Гуровская хотела вжаться в стену, глаза ее бегали по лицам собравшихся затравленно, но видела она отчетливо только большие руки парня, сидевшего у двери, с черными заусеницами вокруг ногтей.
– Послушайте, - сказал Дзержинский, - мы знаем больше, чем вы думаете. Мы бы не посмели унизить ни себя, ни вас этим разговором. Мы готовы выслушать правду: если вы честно, искренне расскажете, что знаете о подполковнике Глазове, каким образом и на чем склонил вас к сотрудничеству Шевяков, кого вы ему о т д а л и, или, - угадав протестующий жест Гуровской, - вы ограничивались лишь дачей данных о нашей работе, мы не будем созывать партийный суд.
– Возможно, мы попросим вас и дальше продолжать работу в охране, - сказал Карл, - но уже в интересах партии...
– Я возражаю, - немедленно повернулся к нему Дзержинский.
– Я не хочу, чтобы у Гуровской были ненужные иллюзии. Я возражаю!
– Послушаем, что скажет Гуровская, - предложила Люксембург.
– Это какой-то бред, товарищи, - Гуровская по-прежнему стояла у стены, да о чем вы все?! Я же объяснила, откуда деньги, я назвала вам Розена, его адрес; он готов подтвердить мою правоту. Я получила от него семьсот марок соблаговолите выяснить это! Да, я виновата в том, что не сообщила о таком гонораре, да, я была обязана внести часть
– Вы ничем никому не обязаны, - сказал Дзержинский.
– Товарищи, этот разговор я продолжать не намерен. Я не говорю с тем, кому не верю. Если бы эта... Этот чело... Этот субъект был мужчиной, я бы сейчас проголосовал за казнь! Потому что убили Мацея Грыбаса!
– Нет, нет!
– закричала Гуровская.
– Нет! Дайте мне уйти! Я не виновата! Вы не вправе не верить мне!

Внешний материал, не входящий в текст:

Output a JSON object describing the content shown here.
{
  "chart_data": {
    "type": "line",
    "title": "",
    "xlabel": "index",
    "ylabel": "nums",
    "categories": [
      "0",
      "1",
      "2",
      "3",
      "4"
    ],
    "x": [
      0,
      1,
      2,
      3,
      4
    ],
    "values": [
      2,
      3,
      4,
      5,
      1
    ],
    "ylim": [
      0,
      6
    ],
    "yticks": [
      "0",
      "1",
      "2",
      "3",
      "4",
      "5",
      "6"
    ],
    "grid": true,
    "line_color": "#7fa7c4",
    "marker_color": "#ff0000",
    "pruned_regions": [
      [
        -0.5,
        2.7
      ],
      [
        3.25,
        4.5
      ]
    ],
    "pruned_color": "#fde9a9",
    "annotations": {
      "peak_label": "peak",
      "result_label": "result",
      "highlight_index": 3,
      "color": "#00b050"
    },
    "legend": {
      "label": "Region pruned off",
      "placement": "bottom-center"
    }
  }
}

Я дол...
– Курт, - негромко сказала Роза Люксембург, - отворите дверь!
Высокий парень поднялся во весь свой огромный рост. Гуровская смотрела на всех затравленно, и в сухих глазах ее были боль и страх.

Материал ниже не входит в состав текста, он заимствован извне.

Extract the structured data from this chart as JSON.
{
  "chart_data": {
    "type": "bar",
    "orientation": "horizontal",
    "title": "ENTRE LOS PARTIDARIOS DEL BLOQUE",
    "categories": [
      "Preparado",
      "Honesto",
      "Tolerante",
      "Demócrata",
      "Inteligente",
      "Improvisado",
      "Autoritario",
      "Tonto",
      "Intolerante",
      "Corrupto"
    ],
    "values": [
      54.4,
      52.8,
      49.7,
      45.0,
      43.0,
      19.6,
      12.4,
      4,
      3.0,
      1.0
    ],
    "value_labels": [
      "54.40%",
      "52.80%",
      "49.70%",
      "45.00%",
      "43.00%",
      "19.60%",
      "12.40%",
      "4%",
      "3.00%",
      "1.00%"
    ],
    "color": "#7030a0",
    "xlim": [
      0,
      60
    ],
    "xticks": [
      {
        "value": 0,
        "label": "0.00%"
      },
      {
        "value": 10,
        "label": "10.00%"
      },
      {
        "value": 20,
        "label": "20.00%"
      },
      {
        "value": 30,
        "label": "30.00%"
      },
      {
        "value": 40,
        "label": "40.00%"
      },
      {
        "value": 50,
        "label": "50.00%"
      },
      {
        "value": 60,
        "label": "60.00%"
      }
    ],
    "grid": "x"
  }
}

...Гуровская стремительно пробежала через комнату, припала к окну: нет ли слежки. Пока она ехала в Варшаву из Берлина, ее неотрывно преследовала мысль, что казнь, смерть, небытие - где-то все время рядом с нею; на соседей по купе она глядела затравленно, успокаивая себя тем единственно, что истинная опасность настанет тогда, когда ей придется остаться одной.
И вот сейчас, отперев дверь варшавской квартиры, она пробежала сквозь комнаты, вдыхая устоявшийся запах "кэпстэна", готовая разрыдаться от сознания сиюминутного чувства безопасности, оттого, что рядом Влодек, которого она всегда считала слабым и ощущала свою силу подле него: сила появляется, если ты нужен кому-то одному, живому, а не отвлеченному понятию, как тем, в Берлине, бессердечным, живущим мечтою, химерой - не жизнью.
– Геленка! Откуда ты?
– Ноттен лежал на диване, обложенный газетами.
Она оторвалась от окна, обернулась, пошла к нему, ткнулась лицом в шею и жалобно прокричала:
– Я погибла, Влодек! Я погибла, погибла, погибла!
– Что? Что произошло? Что с тобой? Что случилось?
– тихо спрашивал Ноттен, понимая в глубине души, что случилось то с т р а ш н о е, чего ждал он сам и неведомо каким знанием - Глазов.
– Погибла, погибла, погибла!
– длинно, по-детски, тянула Гуровская.
– Я погибла...
Ноттен бросился на кухню, принес из ящика настойку валерианы, вылил дрожащей рукой серебристо-бурую жидкость в воду, дал выпить Гуровской, придерживая ее голову сзади, как малому ребенку.
Зубы ее стучали о стакан дробно, и Ноттен отчего-то представил, каким будет череп Елены, испугался того, как спокойно он представил себе это, и полез в карман шлафрока за трубкой.
– Ну, успокоилась немного?
– Да, чуть-чуть... Нет, ужасно, я просто не знаю, как жить...
– Посмотри мне в глаза.
Гуровская медленно подняла на него глаза, и его поразили быстро бегающие и постоянно меняющиеся зрачки женщины.
– Ну, расскажи, что стряслось? Я помогу тебе.
– Нет, нет, это ничего, это - я... Мне... С тобой ничего, это должно пройти. Понимаешь? Это должно все кончиться. Так не может быть всегда, не может, Влодек! Я сейчас... Ты только не думай.
– Геленка, скажи мне правду... Тебя что-то испугало, на тебе лица нет. Кто тебе поможет, если не я? Ну? Говори. Я жду. Облегчи себе сердце.